The sexual abuse alleged in the indictment included three different acts constituting aggravated sexual assault under Texas Penal Code § 22.021, including causing the penetration of a A.B.'s sexual organ by his finger, causing A.B.'s sexual organ to contact his sexual organ, and causing A.B.'s mouth to contact his sexual organ. See Tex. Penal Code § 22.021(a)(1)(B)(i), (iii), (v).

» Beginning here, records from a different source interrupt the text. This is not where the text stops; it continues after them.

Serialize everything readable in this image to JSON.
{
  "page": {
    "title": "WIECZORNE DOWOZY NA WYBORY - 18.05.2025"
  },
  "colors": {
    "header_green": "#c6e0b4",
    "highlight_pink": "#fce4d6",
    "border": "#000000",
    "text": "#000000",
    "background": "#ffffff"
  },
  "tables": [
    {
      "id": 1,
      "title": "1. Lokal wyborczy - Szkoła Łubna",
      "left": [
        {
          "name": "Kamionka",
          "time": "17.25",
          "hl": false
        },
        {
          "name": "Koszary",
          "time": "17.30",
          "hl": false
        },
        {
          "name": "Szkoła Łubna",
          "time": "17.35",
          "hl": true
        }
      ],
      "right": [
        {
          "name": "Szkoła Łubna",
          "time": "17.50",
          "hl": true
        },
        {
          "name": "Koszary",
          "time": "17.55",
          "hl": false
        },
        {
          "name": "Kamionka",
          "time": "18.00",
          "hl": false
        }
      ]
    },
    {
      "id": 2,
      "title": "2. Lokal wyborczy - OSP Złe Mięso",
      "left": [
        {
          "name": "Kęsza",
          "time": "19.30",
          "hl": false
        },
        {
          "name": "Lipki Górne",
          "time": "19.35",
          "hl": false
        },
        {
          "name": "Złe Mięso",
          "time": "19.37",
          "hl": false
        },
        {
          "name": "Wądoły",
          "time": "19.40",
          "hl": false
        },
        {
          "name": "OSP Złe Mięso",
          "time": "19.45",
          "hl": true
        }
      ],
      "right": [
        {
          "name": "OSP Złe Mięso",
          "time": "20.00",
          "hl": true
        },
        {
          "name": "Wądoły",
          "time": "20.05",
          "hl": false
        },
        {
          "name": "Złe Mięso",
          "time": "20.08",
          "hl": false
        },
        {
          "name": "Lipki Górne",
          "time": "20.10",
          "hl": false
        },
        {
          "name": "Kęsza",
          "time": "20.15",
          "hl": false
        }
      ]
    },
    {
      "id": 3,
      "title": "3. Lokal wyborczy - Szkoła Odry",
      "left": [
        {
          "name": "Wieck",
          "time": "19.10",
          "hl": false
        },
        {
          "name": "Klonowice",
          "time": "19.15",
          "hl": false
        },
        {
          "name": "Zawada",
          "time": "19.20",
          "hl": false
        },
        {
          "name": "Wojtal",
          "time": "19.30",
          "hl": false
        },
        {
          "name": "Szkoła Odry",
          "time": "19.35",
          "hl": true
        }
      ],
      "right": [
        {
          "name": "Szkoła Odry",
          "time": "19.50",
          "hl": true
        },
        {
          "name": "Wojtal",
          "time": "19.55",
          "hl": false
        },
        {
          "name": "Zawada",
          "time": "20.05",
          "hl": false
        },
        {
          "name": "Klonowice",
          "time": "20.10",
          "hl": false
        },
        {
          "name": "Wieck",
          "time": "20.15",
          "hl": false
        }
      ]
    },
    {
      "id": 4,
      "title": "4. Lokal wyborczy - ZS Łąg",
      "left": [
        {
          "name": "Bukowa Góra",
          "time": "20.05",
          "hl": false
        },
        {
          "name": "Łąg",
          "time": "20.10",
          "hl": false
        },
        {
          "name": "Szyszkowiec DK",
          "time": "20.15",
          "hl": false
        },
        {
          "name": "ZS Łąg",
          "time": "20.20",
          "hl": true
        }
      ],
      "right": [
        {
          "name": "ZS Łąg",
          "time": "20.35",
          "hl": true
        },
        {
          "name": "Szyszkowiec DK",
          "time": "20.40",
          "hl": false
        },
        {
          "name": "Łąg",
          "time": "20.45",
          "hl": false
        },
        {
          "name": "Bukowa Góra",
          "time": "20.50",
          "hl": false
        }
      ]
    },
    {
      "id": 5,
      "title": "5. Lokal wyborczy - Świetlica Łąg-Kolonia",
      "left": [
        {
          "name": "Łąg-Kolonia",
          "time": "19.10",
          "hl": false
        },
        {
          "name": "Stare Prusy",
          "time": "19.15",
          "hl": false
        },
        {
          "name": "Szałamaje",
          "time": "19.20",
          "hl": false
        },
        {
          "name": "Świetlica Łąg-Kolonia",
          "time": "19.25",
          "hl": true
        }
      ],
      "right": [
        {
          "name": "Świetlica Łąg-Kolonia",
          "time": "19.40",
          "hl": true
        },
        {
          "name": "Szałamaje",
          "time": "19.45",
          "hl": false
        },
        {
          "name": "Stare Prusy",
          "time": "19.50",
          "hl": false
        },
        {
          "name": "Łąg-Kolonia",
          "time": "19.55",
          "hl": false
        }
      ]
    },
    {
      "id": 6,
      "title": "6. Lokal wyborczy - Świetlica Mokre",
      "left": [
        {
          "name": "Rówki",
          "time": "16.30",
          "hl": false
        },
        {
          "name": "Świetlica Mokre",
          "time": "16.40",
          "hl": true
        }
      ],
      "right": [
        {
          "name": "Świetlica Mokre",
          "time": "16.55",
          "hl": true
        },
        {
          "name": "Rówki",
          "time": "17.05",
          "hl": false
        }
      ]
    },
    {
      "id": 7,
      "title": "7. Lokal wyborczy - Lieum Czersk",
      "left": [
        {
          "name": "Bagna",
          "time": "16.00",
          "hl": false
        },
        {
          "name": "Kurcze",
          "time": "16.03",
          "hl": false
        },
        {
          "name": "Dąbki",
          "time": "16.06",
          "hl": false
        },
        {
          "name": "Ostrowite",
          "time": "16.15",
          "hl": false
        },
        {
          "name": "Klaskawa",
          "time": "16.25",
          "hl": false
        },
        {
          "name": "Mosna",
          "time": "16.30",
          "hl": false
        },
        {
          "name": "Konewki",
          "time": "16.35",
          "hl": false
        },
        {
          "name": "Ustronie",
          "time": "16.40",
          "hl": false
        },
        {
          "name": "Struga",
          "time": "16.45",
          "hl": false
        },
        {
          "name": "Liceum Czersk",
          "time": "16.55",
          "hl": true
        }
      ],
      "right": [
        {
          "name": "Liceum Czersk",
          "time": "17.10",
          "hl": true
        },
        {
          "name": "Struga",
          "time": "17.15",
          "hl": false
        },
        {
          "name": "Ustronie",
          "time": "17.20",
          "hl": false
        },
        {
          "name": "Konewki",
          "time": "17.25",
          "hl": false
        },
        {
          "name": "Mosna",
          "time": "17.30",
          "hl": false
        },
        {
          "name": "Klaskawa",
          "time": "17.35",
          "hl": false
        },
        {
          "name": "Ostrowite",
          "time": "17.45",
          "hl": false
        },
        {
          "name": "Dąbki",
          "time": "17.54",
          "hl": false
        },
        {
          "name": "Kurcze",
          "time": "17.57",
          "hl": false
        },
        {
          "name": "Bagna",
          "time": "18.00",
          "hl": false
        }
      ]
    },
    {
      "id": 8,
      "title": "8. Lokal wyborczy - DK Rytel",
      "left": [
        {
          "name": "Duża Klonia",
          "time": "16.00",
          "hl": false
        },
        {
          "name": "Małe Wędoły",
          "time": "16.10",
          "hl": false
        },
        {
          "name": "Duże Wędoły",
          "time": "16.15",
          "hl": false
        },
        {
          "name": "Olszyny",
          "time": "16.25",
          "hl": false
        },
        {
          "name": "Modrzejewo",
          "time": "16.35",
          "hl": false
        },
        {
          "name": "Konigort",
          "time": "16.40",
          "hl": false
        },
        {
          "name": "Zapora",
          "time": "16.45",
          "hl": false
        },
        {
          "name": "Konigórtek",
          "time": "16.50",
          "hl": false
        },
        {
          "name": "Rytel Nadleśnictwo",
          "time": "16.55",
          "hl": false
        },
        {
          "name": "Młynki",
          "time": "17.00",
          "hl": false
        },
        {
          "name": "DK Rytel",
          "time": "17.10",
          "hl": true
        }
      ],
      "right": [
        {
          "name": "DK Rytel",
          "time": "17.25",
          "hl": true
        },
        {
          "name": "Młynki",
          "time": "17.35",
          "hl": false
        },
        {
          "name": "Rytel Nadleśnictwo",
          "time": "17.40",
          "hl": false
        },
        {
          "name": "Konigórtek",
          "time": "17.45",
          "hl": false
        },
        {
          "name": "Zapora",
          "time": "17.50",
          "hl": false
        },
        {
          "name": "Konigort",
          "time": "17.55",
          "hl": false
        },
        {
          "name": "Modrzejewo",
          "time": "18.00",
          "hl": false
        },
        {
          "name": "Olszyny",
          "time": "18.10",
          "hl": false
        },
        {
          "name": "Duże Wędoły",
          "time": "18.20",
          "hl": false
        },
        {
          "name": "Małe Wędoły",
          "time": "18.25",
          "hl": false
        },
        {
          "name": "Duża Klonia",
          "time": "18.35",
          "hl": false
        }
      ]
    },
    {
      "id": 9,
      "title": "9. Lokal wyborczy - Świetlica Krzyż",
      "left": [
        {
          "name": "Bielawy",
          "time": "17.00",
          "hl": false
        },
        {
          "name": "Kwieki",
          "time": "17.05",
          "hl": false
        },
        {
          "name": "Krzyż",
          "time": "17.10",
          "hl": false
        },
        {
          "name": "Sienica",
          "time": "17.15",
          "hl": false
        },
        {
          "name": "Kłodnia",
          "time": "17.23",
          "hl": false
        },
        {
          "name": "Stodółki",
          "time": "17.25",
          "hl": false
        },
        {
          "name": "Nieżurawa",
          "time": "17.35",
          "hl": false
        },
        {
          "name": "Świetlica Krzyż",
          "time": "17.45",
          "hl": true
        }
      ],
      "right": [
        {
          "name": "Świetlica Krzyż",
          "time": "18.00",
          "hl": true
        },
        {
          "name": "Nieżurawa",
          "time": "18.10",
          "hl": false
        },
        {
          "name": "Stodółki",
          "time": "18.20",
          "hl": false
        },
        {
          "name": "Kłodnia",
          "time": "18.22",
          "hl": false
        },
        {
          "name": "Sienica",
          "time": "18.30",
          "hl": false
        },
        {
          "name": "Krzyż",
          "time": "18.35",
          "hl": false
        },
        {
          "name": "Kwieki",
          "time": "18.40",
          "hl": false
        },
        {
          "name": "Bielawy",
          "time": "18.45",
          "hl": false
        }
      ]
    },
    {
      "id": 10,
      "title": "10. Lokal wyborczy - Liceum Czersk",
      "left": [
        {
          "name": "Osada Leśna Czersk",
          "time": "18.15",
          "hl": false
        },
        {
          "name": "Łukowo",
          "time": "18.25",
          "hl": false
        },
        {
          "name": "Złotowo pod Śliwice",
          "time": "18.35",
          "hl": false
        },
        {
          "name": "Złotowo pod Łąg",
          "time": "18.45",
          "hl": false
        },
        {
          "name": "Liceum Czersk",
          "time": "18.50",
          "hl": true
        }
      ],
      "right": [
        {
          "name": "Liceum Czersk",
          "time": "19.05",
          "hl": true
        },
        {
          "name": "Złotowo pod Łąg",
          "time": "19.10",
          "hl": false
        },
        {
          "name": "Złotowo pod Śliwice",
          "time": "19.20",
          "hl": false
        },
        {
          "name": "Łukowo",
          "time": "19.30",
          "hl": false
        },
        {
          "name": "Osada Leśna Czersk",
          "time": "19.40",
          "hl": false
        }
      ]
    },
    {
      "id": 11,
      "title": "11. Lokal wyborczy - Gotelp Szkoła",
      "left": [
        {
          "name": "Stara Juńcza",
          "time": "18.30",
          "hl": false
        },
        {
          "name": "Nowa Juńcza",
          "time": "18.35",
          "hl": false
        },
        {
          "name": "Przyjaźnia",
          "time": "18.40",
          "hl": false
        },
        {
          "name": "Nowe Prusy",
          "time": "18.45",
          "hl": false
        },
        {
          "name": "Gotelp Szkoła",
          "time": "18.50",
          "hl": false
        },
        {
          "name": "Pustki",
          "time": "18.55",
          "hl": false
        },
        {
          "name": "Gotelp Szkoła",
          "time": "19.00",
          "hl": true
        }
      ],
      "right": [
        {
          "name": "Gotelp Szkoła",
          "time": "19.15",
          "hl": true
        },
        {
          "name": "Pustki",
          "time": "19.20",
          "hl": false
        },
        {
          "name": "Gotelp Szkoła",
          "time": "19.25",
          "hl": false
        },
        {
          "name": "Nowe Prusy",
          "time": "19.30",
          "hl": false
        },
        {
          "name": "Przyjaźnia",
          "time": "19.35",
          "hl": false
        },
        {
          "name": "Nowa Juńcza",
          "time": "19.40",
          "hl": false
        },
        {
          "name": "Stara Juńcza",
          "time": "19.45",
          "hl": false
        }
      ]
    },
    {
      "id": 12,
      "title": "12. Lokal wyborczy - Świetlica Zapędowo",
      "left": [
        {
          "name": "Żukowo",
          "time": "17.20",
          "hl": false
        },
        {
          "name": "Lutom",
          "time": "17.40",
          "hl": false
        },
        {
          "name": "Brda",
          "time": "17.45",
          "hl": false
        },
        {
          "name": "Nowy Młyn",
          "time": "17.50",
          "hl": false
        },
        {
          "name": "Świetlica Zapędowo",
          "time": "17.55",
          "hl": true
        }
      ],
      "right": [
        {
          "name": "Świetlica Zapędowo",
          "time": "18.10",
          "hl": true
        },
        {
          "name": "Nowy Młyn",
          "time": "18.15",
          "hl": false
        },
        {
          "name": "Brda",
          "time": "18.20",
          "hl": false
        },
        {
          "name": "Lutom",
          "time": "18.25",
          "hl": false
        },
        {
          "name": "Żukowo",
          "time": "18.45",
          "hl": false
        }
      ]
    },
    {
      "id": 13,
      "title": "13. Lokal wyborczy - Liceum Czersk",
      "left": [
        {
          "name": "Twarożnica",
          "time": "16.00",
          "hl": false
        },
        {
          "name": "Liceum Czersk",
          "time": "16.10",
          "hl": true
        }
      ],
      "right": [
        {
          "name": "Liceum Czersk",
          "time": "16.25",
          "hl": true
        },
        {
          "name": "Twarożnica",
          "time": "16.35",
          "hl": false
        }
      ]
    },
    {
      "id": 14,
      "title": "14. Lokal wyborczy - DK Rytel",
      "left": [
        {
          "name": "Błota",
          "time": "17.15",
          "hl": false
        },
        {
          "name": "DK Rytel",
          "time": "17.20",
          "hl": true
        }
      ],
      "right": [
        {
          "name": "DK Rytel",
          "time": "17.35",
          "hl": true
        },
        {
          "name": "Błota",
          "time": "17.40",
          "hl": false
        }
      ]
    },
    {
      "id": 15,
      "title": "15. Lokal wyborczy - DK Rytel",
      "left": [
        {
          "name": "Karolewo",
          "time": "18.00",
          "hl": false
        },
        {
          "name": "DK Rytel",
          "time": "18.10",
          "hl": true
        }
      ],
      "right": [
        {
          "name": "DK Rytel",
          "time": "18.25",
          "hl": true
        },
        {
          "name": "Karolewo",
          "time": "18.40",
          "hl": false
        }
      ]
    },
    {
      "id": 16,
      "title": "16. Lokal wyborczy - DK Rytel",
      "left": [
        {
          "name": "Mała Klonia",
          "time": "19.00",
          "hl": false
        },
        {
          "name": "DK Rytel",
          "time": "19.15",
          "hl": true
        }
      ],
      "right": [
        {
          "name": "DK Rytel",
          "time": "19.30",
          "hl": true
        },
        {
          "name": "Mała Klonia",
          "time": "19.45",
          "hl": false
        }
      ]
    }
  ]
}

Based on our review of the entire record and after considering all the evidence in the light most favorable to the verdict and reasonable inferences therefrom, we conclude a rational jury could have found, beyond a reasonable doubt, that two or more acts of sexual abuse occurred during a period of thirty days or more. See Aguierre v. State, No. 05-22-00601-CR, 2024 WL 833445, at *3-5 (Tex. App.- Dallas Feb. 28, 2024, pet. ref'd) (mem. op., not designated for publication); Marra v. State, No. 05-22-00520-CR, 2023 WL 6547934, at *5 (Tex. App.-Dallas Oct. 9, 2023, no pet.) (mem. op., not designated for publication); see also Buxton, 526 S.W.3d at 676-77 (holding evidence that abuse occurred regularly from the time victim was five or six years old until she was ten years old was sufficient to prove multiple sex acts occurring thirty or more days apart); Baez, 486 S.W.3d at 594-95 (holding evidence was sufficient to prove multiple acts of abuse committed thirty or more days apart when child victim testified that abuse started when she was in sixth grade and that the appellant had touched her "often," "more than once a week," until she moved out of the appellant's house, and when sexual assault nurse examiner testified that the child victim told her that it started happening when the child was "13 to 14 years old"); Witcher v. State, 638 S.W.3d 707, 709-710 (Tex. Crim. App. 2022) (evidence sufficient with approximate time frame); Lewis v. State, No. 06-21-00021-CR, 2022 WL 630288, at *4-5 (Tex. App. Texarkana-Mar. 4, 2022, pet. ref'd) (mem. op., not designated for publication), cert. denied, 143 S.Ct. 740 (2023) (jury could infer from other evidence that abuse occurred on at least two occasions over at least a thirty-day period).
III. Conclusion
We overrule Henderson's sole issue and affirm the trial court's judgment.
JUDGMENT
Based on the Court's opinion of this date, the judgment of the trial court is AFFIRMED.